System 1: $\mathbf{Ax} < \mathbf{0}$ and $\mathbf{Bx} = \mathbf{0}$ for some $\mathbf{x} \in R^n$.
System 2: $\mathbf{A}^t\mathbf{u} + \mathbf{B}^t\mathbf{v} = \mathbf{0}$ for some nonzero $(\mathbf{u},\mathbf{v})$ with $\mathbf{u} \geq \mathbf{0}$
As the title says, I need to show that if System 1 has no solution, System 2 has a solution.

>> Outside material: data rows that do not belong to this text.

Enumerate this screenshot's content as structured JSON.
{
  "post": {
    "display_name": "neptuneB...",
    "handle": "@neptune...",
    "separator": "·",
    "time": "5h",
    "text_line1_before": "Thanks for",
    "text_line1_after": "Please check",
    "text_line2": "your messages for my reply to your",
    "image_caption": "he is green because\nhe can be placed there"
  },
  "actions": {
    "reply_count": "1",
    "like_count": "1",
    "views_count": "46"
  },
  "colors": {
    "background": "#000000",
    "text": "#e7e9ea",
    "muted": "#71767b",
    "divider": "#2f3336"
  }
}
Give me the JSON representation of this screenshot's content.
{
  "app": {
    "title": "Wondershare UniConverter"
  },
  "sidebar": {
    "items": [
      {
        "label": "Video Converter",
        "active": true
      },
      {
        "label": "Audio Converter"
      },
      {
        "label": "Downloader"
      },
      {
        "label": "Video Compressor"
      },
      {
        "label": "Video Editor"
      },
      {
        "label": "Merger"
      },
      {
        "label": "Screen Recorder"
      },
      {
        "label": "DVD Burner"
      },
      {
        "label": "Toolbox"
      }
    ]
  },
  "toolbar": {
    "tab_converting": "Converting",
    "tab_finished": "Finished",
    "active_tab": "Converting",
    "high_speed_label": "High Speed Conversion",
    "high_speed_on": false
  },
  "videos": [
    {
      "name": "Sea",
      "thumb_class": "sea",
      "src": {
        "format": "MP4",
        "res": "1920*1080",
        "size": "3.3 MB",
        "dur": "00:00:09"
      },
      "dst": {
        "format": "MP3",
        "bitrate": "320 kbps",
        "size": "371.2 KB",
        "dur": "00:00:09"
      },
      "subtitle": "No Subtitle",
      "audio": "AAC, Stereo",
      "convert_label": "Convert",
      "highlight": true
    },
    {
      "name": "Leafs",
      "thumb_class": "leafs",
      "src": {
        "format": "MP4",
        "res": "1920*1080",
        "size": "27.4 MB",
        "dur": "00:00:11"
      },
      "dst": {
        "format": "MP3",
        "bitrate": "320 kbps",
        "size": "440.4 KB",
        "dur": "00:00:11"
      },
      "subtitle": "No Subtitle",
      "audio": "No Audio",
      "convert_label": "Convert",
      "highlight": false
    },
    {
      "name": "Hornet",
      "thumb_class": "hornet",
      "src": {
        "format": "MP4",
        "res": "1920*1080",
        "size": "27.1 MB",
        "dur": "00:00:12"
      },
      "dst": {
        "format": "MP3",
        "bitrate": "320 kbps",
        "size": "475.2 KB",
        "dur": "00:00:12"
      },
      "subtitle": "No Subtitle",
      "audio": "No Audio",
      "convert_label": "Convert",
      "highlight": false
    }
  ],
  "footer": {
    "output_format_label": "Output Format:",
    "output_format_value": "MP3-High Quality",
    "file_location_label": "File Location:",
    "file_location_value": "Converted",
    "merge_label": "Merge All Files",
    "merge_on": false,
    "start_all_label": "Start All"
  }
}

I am not quite sure what to do.
I know that it has something to do with Farkas's Lemma and the various corollaries of Farkas's Lemma, etc.
I can also see that if System 1 does not have a solution, then specifically there does not exist an $\mathbf{x} \in R^n$ in which $\mathbf{Ax} < \mathbf{0}$ because $\mathbf{Bx} = \mathbf{0}$ can always be satisfied by $\mathbf{x} = \mathbf{0}$.
Let $e$ be the all one vector.
Consider the optimization problem,
$$\min 0$$
Subject to $$Ax \le -e$$ $$Bx=0$$
Of which the dual is
$$\max -e^Tu$$
subject to $$A^Tu+B^Tv=0$$
$$u \ge 0$$
Since the primal is infeasible but the dual is feasible, the dual must be unbounded.
Since it is unbounded, we can find $(u, v) \ne 0, u \ge 0$ that is feasible to the dual problem.